Although even HL7 Messaging Standard Version 2.6 did not extend the PV1 segment with other fields and thus your original code was correct from the point of supporting only 52 segment fields
1. It is perfectly valid to extend the HL7 messaging protocol with custom fields and custom segments, providing that this extension is agreed on by all involved parties and documented in the HL7 conformance statement (you can find some explaining links here and here)
2. Your parsing and message processing code should be compatible with both old and some future versions of the protocol. Number of segments, their names and order and number of fields and number of components in fields can be determined and handled dynamically. The message syntax was designed to support it. Hardcoding things like "there will be 52 fields in the PV1 segment regardless of what the HL7 version field MSH-12 contains" is not very good approach as it will not scale
Expected behavior is that your application will not crash, will not block the data processing, if the data travels through your code into another system you should not drop/remove fields you don't understand (it is more or less written in the HL7 specification somewhere..)
It sounds like this is answering the expected behaviour of an application that uses HL7 in general.
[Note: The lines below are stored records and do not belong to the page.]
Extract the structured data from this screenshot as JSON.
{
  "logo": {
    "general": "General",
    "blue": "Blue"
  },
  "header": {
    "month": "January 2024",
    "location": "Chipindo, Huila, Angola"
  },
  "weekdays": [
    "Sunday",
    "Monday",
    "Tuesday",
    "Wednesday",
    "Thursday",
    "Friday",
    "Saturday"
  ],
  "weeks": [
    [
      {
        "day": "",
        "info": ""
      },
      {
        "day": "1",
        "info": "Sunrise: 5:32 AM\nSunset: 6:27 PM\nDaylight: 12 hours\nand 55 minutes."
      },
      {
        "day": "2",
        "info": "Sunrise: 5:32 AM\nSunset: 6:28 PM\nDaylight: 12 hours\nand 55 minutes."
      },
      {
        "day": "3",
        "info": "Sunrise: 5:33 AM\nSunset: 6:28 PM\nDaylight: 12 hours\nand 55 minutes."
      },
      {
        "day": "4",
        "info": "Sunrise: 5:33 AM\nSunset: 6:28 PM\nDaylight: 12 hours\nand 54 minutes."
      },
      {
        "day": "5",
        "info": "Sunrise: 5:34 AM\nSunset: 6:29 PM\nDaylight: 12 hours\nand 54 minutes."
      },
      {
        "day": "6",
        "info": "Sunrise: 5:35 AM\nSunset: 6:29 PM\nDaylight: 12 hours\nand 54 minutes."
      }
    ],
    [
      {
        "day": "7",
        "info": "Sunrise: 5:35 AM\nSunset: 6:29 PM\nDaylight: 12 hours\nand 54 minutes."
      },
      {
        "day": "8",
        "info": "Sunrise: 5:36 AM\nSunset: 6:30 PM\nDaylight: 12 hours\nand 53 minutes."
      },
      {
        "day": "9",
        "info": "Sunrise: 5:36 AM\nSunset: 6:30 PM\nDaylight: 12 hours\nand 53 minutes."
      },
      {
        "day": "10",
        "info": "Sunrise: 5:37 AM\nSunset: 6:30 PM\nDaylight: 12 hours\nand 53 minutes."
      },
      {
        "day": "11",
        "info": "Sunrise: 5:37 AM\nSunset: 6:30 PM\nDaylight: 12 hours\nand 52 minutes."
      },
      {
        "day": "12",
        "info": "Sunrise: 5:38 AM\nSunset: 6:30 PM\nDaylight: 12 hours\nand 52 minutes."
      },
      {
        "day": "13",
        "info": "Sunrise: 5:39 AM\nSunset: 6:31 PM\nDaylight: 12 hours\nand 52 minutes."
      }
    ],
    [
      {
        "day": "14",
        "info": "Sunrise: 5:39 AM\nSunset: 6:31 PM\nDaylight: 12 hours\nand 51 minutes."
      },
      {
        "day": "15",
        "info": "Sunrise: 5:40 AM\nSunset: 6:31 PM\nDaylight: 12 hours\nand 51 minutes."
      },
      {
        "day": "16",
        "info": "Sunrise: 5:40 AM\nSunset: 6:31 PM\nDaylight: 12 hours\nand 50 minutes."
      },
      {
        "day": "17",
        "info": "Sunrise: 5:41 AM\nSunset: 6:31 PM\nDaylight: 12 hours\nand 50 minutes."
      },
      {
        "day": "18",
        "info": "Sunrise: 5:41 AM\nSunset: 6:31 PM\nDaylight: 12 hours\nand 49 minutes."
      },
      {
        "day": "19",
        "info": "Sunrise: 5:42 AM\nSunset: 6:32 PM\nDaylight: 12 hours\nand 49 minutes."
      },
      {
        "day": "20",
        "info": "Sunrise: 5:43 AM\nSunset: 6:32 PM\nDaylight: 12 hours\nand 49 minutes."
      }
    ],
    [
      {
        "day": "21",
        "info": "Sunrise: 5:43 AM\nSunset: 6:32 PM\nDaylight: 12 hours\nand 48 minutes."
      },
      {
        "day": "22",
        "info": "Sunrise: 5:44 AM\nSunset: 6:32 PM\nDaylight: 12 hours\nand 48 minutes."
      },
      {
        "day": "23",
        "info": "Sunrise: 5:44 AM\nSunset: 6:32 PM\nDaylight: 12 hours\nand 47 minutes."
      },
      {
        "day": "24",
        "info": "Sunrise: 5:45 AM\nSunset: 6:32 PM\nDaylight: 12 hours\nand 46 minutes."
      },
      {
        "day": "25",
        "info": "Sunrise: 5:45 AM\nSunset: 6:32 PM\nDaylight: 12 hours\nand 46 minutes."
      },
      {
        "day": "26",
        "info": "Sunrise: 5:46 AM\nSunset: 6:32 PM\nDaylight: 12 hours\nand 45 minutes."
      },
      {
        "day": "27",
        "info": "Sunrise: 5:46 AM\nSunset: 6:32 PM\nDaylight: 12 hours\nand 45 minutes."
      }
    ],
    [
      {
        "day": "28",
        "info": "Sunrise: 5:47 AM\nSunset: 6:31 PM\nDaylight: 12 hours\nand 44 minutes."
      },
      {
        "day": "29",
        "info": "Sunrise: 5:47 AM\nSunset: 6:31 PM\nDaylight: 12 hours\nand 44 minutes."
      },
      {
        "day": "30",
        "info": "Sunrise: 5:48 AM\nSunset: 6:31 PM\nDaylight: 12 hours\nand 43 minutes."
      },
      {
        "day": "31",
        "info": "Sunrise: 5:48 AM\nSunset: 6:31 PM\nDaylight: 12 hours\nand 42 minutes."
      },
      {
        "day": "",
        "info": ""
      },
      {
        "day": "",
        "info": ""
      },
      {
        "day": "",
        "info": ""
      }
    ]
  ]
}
However, I'm talking about BizTalk specifically. I'm just wondering if Microsoft considers this to be "as designed" or if it truly is a bug which disallows that last trailing delimiter.
@LaMMMy I'm sorry if you find my answer useless. I can delete it in that case. HL7 in general allows any number of trailing delimiters, their meaning is just a NOP instruction. Your specific implementation choice (the Microsoft's BizTalk engine) is no exception and no excuse. It is your implementation choice as the service provider and your responsibility to configure it to behave correctly. If you are looking for an answer to question "Can I blame Microsoft?" then my answer is "I don't know" and did not read it from your original question
Haha. Your answer is useful in determining that I do believe that biztalk is definitely not following the standard here. Don't be so hard on yourself.